6.2 A phased life strategy

  • Dynamic balance: Even AI Agents need to tune parameters (such as temperature) to balance Exploration and Exploitation. Life is the same: it cannot be all exploration (that’s like a monkey picking corn, constantly switching), nor can it be all exploitation (that’s stagnant water).
  • Solution:
    1. Phased strategy: Acknowledge that the current stage (startup offensive phase, kids being very young) is a period with a high Exploitation weight. This is not eternal imprisonment, but a tactical, time-bound choice.
    2. Local exploration: While keeping the main storyline stable, preserve the spark of Exploration through thought experiments, short trips, or academic thinking to satisfy the “observer” within.
    3. Ultimate integration: Understand that the current “Exploitation” is precisely to accumulate sufficient resources (wealth, influence, capabilities), so that in the future he will have the capital for larger-scale, purer “Exploration.”

7. Summary

This conversation deeply reveals the essence of his inner conflict: an observer with a “Large World Assumption” and an “explorer” soul is forced, for worldly responsibilities, to compress himself into a role that requires a stable “Small World.”
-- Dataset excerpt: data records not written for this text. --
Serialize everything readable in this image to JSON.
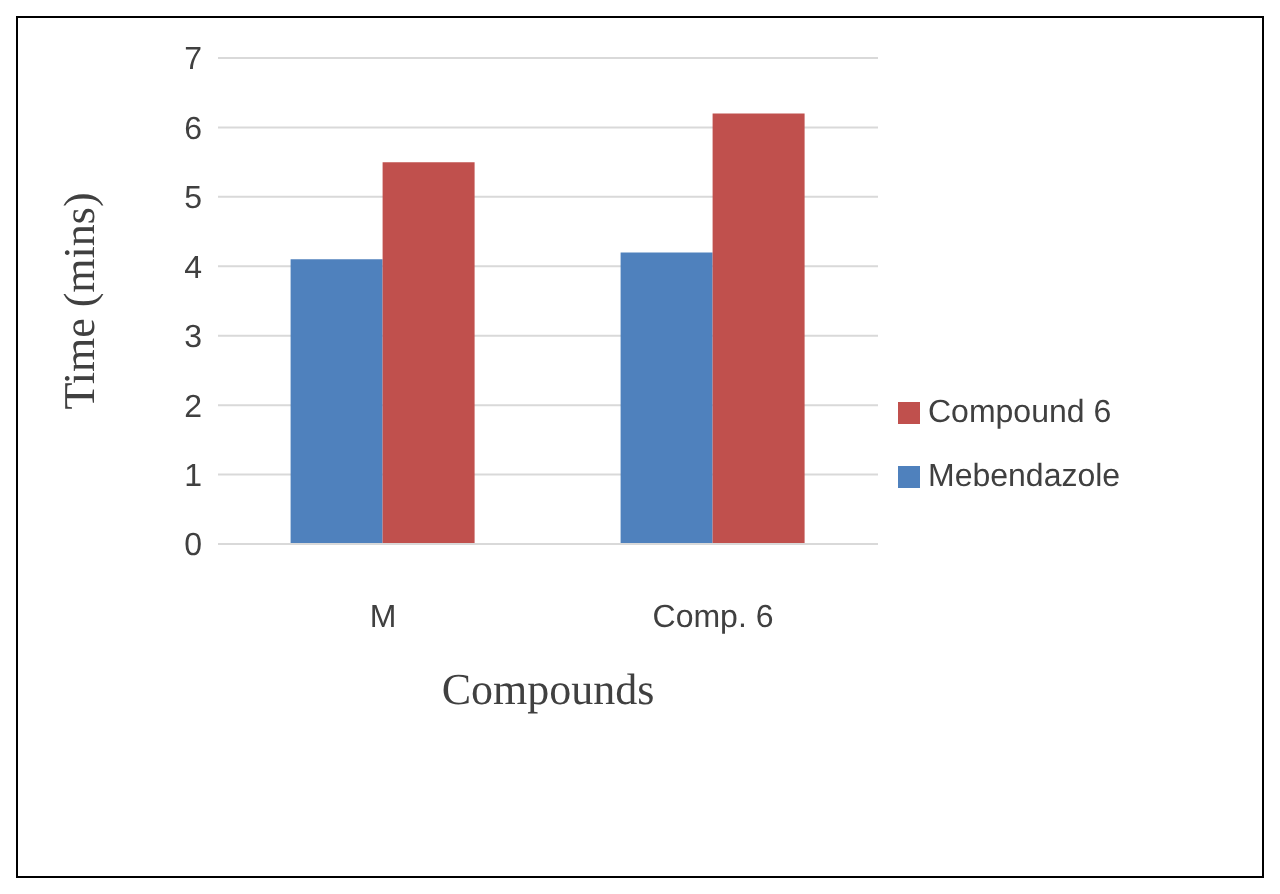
{
  "chart_data": {
    "type": "bar",
    "xlabel": "Compounds",
    "ylabel": "Time (mins)",
    "categories": [
      "M",
      "Comp. 6"
    ],
    "series": [
      {
        "name": "Mebendazole",
        "color": "#4f81bd",
        "values": [
          4.1,
          4.2
        ]
      },
      {
        "name": "Compound 6",
        "color": "#c0504d",
        "values": [
          5.5,
          6.2
        ]
      }
    ],
    "ylim": [
      0,
      7
    ],
    "yticks": [
      0,
      1,
      2,
      3,
      4,
      5,
      6,
      7
    ],
    "grid": "y",
    "legend": "right"
  }
}
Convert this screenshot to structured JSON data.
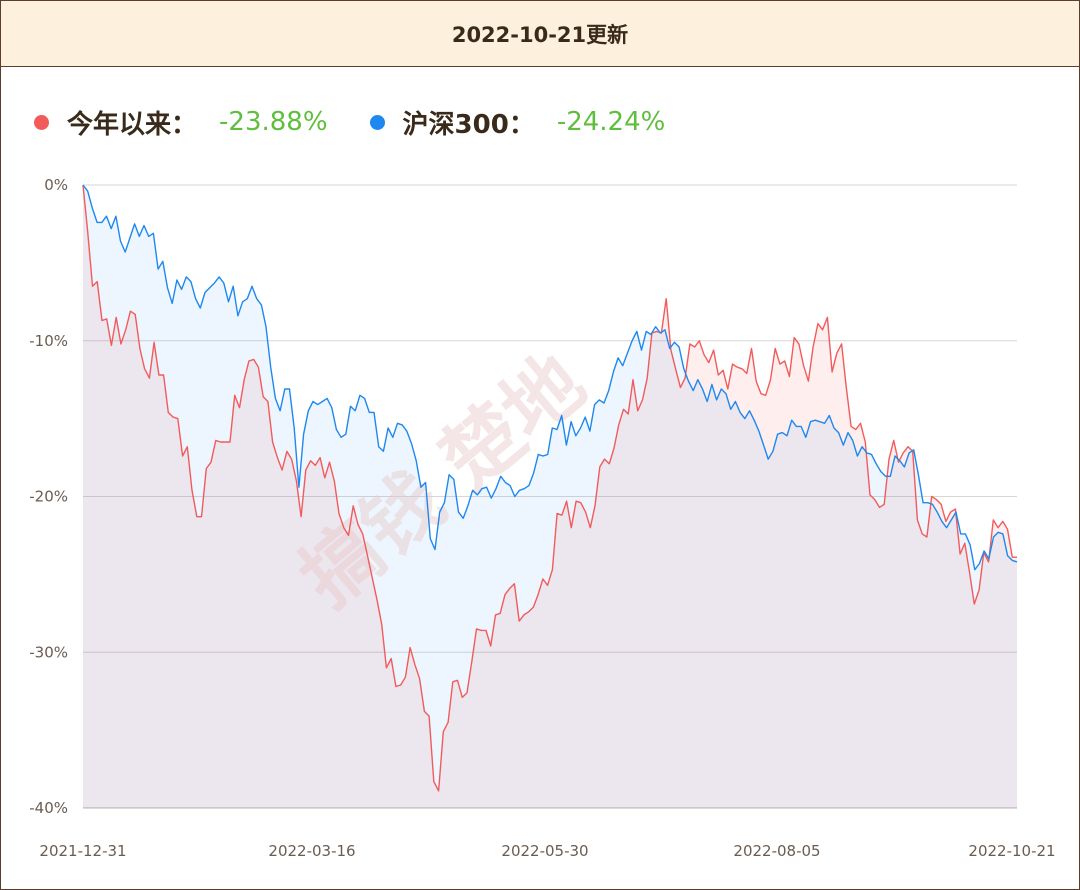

Path to reconstructing identity:
No longer viewing “constraints” as shackles imposed by the outside world, but redefining them as “a strategy that an intelligent agent voluntarily chooses at a specific stage in order to maximize long-term returns.” By accepting the psychological gap based on the “reward prediction error” mechanism, he can find a new balance between “gazing at the stars” (the explorer’s worldview) and “having his feet on the ground” (the practical executor).